Selbstverständlichkeit heutiger ideologischer Hörigkeit

Bereits während dem Lesen der Einleitung musste ich mich selbst bei sehr bemerkenswerten Gedanken ertappen. Die direkte Art von Desmet, in der er die aktuelle Politideologie des Coronaregimes beschreibt, ist vor allem für einen wissenschaftlichen Kontext aufstoßend. Sofort dachte ich: dies und das hätte man mit milderen Begriffen umschreiben können. Manches hätte man vielleicht sogar in der Form auslassen können, weil es doch zu arg anstößt und keine sachliche Diskussion (auch im wissenschaftlichen Gebiet) darüber mehr möglich ist. Und schon musste ich vor diesen Gedanken aufschrecken. Wenn heute jemand schreibt: „Es fand auch ein regelrechter Machtwechsel statt. Virologen-Experten wurden wie die orwellschen Schweine – die schlausten Tiere des Bauernhofs – aufgefordert, die unzuverlässigen Menschen-Politiker zu ersetzen“ (Desmet, Die Psychologie des Totalitarismus, S. 13), dann will man sofort schreien: Verschwörungstheoretiker, Demokratiefeind, Delegetimierer des Staates! So etwas geht nicht! Man kann doch nicht so etwas schreiben! Es ist zu krass, zu direkt, zu roh!

Doch was steckt hinter diesem „es geht doch nicht!“? Nichts anderes als die Selbstverständlichkeit heutiger ideologischer Hörigkeit. Das „Gehäuse der Hörigkeit“ von Max Weber ist nicht nur innerhalb kapitalistischer Ideologien wirksam. Es breitet sich überall dort aus, wo eine Selbstverständlichkeit einseitiger Denkstrukturen vorherrscht, die alle anderen Denkrichtungen ausrotten will.

Schichten ideologischer Desensibilisierung

Diese selbstverständliche Hörigkeit, die uns als solche kaum mehr auffällt und auf die so einige sogar stolz sind, basiert auf einer Desensibilisierung. Erzwingt man medial und politisch lange genug bestimmte Narrative, werden sie einem immer normaler erscheinen. Der ideologische Begriff der „neuen Normalität“, welcher in der Coronazeit etabliert worden ist, bringt genau dies zu Ausdruck. Das ideologisch etablierte Neue soll innerhalb einer bestimmten Agenda (in dem Fall transhumanistischer Hygienismus) zur Normalität werden.

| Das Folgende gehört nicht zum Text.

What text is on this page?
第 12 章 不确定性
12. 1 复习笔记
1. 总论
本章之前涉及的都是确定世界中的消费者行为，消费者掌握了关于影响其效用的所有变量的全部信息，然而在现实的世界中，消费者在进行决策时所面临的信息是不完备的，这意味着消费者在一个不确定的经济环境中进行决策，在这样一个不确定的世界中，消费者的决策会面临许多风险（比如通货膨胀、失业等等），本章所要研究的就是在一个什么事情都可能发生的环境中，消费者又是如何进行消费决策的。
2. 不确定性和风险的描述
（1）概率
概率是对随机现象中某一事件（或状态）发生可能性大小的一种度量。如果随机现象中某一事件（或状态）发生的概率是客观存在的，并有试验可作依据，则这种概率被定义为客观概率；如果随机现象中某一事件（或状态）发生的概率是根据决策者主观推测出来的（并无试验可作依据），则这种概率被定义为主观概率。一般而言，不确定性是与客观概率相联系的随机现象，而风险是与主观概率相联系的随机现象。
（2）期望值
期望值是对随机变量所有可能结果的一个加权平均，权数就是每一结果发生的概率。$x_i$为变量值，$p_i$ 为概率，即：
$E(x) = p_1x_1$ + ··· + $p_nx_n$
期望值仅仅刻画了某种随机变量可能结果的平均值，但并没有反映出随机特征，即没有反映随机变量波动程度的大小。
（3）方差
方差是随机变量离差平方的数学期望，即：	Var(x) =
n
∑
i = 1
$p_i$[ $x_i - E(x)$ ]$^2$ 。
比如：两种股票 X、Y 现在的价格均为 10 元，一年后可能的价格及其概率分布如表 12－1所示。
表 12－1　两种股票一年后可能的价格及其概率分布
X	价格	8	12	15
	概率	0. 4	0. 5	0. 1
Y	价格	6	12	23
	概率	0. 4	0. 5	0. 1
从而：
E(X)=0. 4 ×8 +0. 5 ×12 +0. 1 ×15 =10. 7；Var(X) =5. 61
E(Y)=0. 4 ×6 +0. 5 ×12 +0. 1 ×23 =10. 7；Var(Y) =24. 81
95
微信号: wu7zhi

Doch solche neue Normalitäten sind nicht erst seit dem Coronaregime da. Sie betreffen extrem viele Themengebiete und sind teilweise sehr alt. Manche sind so alt (wie die Normalität des mechanistischen Materialismus), dass sie uns lang nicht mehr als neu, sondern als die Normalität selbst erscheinen. An solch einem Punkt kann die zweite Schicht ideologischer Desensibilisierung eintreten, an der man die nächste neue Normalität auf die mittlerweile etablierte (die mal ebenfalls ’neu‘ war) baut. Am Beispiel des mechanistischen Materialismus wäre die zweite Schicht die Etablierung des Transhumanismus, die noch mitten in der Arbeitsphase gesellschaftlicher Akzeptanz liegt. Es wird also noch etwas (nicht viel) Zeit brauchen, bis die weiten Teile der Gesellschaft den Transhumanismus als die neue Normalität anerkennen. Schicht um Schicht, ganz im Sinne der Salamitaktik, wird es um so schwieriger, die eigentliche ideologische Manipulation zu entdecken und zu den dahinterliegenden sachlichen Inhalten zu gelangen. Doch zurück zum Buch.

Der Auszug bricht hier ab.